During the Advent and Christmas season, I shared with some friends and family, as well as my church members, daily meditations by Brian Zahnd and Dietrich Bon Hoffer. I felt led to continue sharing weekly meditations in 2023 and I wanted to share them with you, my subscribers, as well.
This year I felt led to share weekly portions from Mike Aquilinas book- A Year with the Church Fathers.
Several days a week, I will send out a mediation on Patristic Wisdom for Daily Living. The only pause will come as I switch to a more Lenten focused meditation in a few months.
Mike says....
"The council of the church Fathers is reliable. It was from the ancient Fathers themselves that the church learned to revere the teachings of the Fathers. Christians of those first generations did not look for novelties- innovation was the furthest thing from their minds. When the bishops met for the ecumenical councils at Nicaea and Constantinople and Ephesus and Chalcedon, they sought not to propose a new agenda, but to confirm the teachings of the Holy Fathers, who had gone before them......"They held to what they found in the church," said Saint Augustine in 421 A.D. "They taught what they had learned. What they had received from the fathers, they passed on to the children."

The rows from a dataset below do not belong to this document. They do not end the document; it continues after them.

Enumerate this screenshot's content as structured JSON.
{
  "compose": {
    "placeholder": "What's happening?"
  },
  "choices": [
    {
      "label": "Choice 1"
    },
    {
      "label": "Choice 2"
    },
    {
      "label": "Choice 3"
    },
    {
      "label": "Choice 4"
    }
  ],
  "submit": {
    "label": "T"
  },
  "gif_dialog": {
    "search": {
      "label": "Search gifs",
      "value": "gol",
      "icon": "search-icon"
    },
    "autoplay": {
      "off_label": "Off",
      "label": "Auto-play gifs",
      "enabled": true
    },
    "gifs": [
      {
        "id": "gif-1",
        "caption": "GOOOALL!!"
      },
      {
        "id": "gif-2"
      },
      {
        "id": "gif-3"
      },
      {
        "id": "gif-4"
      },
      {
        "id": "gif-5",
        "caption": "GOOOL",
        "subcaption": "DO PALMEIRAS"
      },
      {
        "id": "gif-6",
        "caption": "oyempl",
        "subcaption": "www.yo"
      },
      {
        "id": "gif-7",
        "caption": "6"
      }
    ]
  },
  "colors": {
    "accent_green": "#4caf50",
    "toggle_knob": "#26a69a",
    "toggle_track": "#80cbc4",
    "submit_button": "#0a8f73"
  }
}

Mike goes on to say in the book- "The teachings of these men were precious to their contemporaries. Consider that relatively little was written down in those days. Literacy was rare. There were no means of mechanical mass production, no printing presses, and the media, was papyrus, parchment and wood. Those items were expensive. One generations wisdom often crumbled to dust before the next generation could take it up. So the preservation of words required tremendous effort. Someone had to care enough to write them down, and then many more people had to care enough to copy them over. For a teacher to gain a following over centuries, and across continents as Chrysostom did, and Augustine, and Jerome- this had to happen almost continuously."
In light of this, I encourage us all to slow down before reading the meditations. Slow down to the speed of now, and always begin with prayer, so as to hear the still small voice of the Holy Spirit.
Even the simple prayer of...come Holy Spirit, come.
Todays Meditation ....
PUT GOD AT THE BEGINNING
No matter what scientific explanation you come up with for the origin of the universe, says Saint Basil, you'll go far wrong if you don't put God at the beginning of it.
"In the beginning, God created the heavens and the Earth."
I stop struck with admiration at this thought. What shall I say first? Shall I demonstrate the vanity of the Gentiles? Shall I praise the truth of our faith?
The philosophers of Greece have tried very hard to explain nature, and not one of their systems has remained firm and unshaken. They are enough in themselves to destroy one another. Those who were too ignorant to rise to a knowledge of God, cannot allow that an intelligent cause presided at the birth of the universe ~ a primary error, that trapped them in sad consequences.
Some fell back on material principles and attributed the origin of the universe to the elements of the world. Others imagined that atoms, and invisible bodies, molecules and tubes, unite to form the nature of the visible world.
It is because they did not know how to say, "In the beginning, God created the heavens and the Earth." Fooled by their inherent atheism, they thought that nothing governed, or ruled the universe, and that everything was given up to chance.
To keep us from this error, the writer on creation, from the very first words, enlightens our understanding, with the name of God: "In the beginning God created." St. Basil, Hexameron, 1.2
IN GOD'S PRESENCE, CONSIDER....
In a world where science has made so much progress, what does it mean to put God at the beginning?
CLOSING PRAYER
Father, you alone are eternal, and you alone live in unapproachable light. Thank you that you have made me in your image; have mercy on my sins, and save me through your son, Jesus Christ. Amen.